The first study was a clinical trial that evaluated diagnostic accuracy by applying an AI-based osteoporosis screening system to portable chest X-ray images. It has been accepted for publication in the Journal of Thoracic Disease, an international SCI(E)-listed journal in the field of respiratory and thoracic medicine. The study was led by Kim Ji-hyun, a thoracic and cardiovascular surgery resident, as first author, with Professor Kim Kwan-chang as corresponding author.
Dual-energy X-ray absorptiometry, or DXA, the standard test for diagnosing osteoporosis, requires expensive equipment and specialized personnel, making it less accessible at primary care clinics and in medically underserved areas such as rural communities. As a result, many older adults miss the chance for proper diagnosis and treatment. Focusing on this diagnostic gap, the team examined the clinical potential of an opportunistic screening strategy that analyzes portable chest X-ray images already taken for tuberculosis mobile screening with AI, without any additional imaging or radiation exposure.

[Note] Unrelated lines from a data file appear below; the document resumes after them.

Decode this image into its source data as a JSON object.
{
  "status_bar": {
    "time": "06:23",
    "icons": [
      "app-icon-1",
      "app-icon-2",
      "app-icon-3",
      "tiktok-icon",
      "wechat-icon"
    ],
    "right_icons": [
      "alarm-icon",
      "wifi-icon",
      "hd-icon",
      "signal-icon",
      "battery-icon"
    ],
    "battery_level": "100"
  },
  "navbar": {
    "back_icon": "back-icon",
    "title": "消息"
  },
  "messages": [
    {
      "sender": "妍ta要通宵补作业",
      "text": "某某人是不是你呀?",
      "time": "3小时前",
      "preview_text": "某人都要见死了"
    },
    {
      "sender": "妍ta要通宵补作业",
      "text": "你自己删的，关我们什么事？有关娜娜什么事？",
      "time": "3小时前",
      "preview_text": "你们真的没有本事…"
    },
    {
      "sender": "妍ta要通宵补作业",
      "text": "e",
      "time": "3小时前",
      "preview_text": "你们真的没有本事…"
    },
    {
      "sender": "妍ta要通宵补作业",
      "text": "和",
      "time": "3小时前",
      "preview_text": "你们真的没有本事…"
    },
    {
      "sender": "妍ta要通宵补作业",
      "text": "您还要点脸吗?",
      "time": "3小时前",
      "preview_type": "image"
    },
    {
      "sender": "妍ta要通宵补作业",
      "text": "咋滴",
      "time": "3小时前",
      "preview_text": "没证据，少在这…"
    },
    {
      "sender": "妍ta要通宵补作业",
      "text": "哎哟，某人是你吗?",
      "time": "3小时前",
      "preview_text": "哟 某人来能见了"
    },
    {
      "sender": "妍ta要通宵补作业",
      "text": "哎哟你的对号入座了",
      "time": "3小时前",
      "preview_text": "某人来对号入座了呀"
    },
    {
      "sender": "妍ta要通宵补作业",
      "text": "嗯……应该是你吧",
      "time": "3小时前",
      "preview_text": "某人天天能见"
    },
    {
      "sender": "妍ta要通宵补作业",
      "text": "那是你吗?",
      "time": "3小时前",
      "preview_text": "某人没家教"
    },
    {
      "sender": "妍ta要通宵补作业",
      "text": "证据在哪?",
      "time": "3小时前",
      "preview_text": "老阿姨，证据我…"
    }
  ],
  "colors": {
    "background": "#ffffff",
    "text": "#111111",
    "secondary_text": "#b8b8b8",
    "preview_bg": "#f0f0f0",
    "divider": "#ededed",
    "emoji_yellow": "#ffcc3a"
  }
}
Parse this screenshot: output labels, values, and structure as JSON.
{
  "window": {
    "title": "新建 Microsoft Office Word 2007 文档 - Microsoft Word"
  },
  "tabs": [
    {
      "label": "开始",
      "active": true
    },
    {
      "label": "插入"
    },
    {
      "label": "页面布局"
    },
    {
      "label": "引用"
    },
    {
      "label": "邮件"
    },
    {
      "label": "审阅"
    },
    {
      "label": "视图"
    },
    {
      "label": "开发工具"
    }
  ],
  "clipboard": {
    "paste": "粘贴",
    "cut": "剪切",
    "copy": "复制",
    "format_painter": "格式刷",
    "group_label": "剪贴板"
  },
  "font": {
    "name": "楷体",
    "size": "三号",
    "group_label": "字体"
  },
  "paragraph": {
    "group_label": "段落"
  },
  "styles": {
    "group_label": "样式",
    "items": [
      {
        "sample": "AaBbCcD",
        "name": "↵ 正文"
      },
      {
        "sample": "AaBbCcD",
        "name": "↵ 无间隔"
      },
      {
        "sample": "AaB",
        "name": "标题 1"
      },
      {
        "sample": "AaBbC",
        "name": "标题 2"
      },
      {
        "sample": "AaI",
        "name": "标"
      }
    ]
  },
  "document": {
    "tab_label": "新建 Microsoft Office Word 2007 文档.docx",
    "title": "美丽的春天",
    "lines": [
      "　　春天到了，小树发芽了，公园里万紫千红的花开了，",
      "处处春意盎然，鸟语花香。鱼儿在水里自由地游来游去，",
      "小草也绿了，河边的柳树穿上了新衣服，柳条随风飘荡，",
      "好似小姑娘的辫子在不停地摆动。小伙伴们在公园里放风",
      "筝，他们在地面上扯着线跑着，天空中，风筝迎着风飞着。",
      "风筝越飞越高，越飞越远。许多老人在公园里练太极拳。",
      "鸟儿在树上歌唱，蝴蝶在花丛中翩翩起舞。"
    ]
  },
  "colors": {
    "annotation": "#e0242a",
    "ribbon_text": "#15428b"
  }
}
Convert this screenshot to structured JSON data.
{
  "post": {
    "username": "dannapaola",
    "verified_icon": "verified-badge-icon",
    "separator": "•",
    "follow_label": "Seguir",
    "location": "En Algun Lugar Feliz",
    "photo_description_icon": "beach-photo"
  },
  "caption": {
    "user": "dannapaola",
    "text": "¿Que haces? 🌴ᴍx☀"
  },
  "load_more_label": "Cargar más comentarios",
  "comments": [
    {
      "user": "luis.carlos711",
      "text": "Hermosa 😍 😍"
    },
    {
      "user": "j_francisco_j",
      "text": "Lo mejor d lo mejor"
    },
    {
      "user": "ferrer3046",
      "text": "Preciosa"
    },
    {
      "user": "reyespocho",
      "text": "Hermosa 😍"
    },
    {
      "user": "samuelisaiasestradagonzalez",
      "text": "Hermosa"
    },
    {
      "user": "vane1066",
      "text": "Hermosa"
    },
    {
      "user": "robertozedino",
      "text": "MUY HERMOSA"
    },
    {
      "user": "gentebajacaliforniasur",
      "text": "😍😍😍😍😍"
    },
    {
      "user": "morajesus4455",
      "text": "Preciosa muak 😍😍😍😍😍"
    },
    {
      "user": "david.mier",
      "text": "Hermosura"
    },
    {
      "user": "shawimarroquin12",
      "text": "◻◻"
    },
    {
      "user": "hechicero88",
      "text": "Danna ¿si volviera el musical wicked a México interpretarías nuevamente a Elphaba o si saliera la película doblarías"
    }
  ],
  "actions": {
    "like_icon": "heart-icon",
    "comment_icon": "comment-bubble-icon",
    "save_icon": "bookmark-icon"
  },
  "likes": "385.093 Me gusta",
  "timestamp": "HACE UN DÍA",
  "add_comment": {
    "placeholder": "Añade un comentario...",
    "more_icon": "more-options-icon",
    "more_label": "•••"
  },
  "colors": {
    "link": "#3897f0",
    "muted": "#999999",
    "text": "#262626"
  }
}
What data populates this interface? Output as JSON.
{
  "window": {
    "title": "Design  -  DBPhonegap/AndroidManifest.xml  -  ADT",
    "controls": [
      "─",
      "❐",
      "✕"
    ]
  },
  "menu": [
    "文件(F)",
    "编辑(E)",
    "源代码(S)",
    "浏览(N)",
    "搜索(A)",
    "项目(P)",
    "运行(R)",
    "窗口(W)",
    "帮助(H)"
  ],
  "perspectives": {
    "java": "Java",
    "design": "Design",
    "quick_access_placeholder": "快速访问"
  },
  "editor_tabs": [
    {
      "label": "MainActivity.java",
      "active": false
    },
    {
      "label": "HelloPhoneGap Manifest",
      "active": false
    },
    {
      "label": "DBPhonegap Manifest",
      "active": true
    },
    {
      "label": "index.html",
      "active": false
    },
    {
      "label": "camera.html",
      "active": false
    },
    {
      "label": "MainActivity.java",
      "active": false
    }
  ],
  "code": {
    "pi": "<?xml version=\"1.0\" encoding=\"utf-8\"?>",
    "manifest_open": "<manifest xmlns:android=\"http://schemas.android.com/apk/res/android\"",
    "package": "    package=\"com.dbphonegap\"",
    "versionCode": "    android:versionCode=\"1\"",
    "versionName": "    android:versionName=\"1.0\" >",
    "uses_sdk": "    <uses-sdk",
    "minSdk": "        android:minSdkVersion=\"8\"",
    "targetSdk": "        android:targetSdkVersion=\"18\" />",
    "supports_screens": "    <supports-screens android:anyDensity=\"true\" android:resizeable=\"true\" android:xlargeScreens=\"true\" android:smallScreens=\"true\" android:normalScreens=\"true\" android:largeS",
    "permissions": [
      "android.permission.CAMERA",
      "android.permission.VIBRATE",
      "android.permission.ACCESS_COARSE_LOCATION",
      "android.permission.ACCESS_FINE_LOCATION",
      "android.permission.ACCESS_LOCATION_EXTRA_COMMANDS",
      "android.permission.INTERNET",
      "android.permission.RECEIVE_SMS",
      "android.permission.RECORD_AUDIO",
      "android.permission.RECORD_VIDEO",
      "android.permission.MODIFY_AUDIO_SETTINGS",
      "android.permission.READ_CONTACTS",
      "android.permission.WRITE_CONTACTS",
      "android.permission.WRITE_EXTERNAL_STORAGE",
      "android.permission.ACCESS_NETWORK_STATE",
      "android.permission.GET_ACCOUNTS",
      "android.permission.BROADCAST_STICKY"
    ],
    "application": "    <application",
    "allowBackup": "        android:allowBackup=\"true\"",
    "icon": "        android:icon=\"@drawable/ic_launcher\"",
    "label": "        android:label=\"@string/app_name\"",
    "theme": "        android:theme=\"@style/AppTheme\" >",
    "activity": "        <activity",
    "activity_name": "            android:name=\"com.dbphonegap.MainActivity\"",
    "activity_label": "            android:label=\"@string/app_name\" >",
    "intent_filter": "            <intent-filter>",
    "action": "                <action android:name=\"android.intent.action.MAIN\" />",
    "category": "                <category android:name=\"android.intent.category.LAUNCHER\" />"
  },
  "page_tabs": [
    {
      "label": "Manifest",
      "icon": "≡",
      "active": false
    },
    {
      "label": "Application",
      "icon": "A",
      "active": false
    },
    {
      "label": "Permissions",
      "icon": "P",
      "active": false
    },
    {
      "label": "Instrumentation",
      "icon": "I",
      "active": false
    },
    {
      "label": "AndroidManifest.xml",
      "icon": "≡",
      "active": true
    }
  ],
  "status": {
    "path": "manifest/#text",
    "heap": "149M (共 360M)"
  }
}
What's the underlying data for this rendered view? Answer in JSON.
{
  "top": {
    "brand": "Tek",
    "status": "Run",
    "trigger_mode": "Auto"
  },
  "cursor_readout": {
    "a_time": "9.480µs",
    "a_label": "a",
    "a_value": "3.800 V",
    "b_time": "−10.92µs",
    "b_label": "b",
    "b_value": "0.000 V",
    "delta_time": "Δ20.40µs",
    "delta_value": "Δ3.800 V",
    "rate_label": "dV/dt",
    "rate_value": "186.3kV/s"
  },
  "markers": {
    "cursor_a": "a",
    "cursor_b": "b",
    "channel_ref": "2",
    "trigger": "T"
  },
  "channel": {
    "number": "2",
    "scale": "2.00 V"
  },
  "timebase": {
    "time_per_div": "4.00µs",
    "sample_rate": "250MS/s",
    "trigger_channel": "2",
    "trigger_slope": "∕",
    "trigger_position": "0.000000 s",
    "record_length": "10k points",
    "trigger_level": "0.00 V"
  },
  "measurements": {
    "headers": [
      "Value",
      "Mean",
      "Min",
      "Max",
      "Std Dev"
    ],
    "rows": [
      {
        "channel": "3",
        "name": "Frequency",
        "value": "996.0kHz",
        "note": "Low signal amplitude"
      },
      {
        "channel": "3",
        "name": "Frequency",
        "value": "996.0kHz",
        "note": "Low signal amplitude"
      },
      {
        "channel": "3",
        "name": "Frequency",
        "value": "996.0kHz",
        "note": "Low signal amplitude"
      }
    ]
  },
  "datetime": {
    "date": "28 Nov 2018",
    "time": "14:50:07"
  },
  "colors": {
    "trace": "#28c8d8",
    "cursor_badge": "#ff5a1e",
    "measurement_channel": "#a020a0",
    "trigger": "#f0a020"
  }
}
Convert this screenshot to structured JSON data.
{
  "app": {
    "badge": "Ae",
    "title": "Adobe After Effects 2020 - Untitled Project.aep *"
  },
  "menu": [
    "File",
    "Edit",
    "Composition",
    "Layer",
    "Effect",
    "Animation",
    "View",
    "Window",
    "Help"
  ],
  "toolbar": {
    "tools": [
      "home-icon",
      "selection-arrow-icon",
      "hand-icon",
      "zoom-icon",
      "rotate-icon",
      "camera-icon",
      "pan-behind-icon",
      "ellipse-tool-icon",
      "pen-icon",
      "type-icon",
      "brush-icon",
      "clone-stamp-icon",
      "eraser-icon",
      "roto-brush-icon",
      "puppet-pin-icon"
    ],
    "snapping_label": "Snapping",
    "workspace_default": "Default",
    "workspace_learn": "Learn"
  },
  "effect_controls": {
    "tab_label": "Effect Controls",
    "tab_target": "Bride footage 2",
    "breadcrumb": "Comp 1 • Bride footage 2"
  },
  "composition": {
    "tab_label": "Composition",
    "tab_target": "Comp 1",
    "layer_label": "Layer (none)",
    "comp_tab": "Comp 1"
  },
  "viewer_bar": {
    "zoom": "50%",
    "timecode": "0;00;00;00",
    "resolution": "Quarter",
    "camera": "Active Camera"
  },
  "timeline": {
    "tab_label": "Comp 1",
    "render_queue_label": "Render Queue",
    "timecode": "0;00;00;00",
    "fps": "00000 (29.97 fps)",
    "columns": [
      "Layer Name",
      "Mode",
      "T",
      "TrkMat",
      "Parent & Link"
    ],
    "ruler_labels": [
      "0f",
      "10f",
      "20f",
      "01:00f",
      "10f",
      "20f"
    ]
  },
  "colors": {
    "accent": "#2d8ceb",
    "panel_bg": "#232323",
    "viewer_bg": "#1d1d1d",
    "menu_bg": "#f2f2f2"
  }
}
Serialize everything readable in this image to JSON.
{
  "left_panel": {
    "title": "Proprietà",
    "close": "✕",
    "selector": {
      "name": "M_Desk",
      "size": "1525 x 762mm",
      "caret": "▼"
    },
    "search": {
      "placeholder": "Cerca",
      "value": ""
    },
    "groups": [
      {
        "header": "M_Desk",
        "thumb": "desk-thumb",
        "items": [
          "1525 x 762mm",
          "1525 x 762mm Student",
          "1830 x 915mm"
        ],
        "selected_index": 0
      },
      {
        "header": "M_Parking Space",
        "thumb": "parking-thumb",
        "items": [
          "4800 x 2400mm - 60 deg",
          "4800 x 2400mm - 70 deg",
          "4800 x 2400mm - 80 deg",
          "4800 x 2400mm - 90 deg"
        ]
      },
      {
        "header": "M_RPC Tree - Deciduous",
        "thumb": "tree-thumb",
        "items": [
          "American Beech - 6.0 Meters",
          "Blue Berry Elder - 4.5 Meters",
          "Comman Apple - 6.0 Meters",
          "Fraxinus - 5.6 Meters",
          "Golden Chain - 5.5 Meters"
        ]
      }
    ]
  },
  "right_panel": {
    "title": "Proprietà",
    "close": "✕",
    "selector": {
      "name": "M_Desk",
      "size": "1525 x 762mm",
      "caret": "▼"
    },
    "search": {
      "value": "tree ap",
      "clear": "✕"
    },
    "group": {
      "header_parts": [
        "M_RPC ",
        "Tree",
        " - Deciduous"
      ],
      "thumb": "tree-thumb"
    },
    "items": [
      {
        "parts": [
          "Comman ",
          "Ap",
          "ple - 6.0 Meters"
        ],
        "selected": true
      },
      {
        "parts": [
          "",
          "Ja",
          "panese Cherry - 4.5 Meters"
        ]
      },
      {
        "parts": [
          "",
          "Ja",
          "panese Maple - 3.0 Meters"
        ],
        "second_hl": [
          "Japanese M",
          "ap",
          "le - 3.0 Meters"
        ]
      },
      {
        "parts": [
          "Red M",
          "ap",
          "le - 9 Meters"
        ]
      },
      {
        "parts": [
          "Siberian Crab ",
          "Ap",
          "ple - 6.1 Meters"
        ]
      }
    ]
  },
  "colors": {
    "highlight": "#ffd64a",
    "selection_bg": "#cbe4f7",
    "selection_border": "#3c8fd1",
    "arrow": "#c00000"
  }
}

The study involved 52 residents aged 60 and older who participated in a community mobile screening program run by the Ulsan-Gyeongnam Branch of the Korean National Tuberculosis Association. When the portable X-ray images were analyzed with commercial AI software and compared with DXA results, the AI model accurately screened for osteoporosis with an area under the curve, or AUC, of 0.86 and a sensitivity of 90%. The findings showed that the model delivered meaningful performance even on images from mobile screening sites, not just from fixed hospital equipment.
The team explained, "This study shows the possibility of screening for osteoporosis with a single chest X-ray taken for tuberculosis screening, and it could serve as a useful reference for expanding access to on-site screening at public health centers and welfare facilities that do not have bone density equipment. We will continue follow-up research so that, after further validation, it can lead to early detection and fracture prevention."
The second study, an AI technology that automatically detects disease lesions in chest X-ray images, was selected for MICCAI 2026, the world's most prestigious international conference in medical image computing. Now in its 29th year, MICCAI is a highly competitive forum where leading scholars, engineers, and clinicians from around the world gather.
This study proposed a weakly supervised learning method that can identify chest disease lesions and estimate their locations using only image-level labels, without precise lesion coordinates. In particular, it incorporates the way doctors actually read images by tracing lesions along anatomical structures such as the heart and lungs, allowing the model to pinpoint even small and subtle lesions with precision. It is being recognized as an innovative approach that could ease the practical constraints of building large-scale training datasets with manually marked lesion locations.
The study was led by Kim Jeong-in, a student in the integrated master's and doctoral program at the College of Artificial Intelligence, as first author, with Professor Noh Jun-hyeok of the College of Artificial Intelligence and Professor Kim Kwan-chang serving as corresponding authors. The project was completed as a converged study through close collaboration between engineering and clinical medicine.
These achievements reflect the results of Ewha Womans University’s proactive efforts to build education and research infrastructure that integrates medicine and engineering. At present, students enrolled in the graduate Interdisciplinary Program in Computational Medicine and the undergraduate Interdisciplinary Major in Computational Medicine are participating in the Ewha Medical Center AI Research Team, actively carrying out practice-oriented converged research.
Ewha Womans University launched the graduate Interdisciplinary Program in Computational Medicine in 2019 and established the undergraduate Interdisciplinary Major in Computational Medicine in 2021, taking the lead in two-way education that bridges engineering and medical science. Through this program, which seeks new treatments by analyzing clinical data, many premedical students have gone on to double major in computer engineering and grow into future-oriented interdisciplinary talent.
Meanwhile, MICCAI 2026 will be held in Strasbourg, France, from Sept. 27 to Oct. 1 under the theme "From Algorithms to Clinical Translation." The research team plans to attend the conference, present its findings in person, and exchange ideas with international researchers.
The team said, "These two studies are an attempt to maximize the practical value of the most common and accessible chest X-ray exam by combining it with AI technology. We will continue to pursue converged research that begins with the problems faced in clinical settings."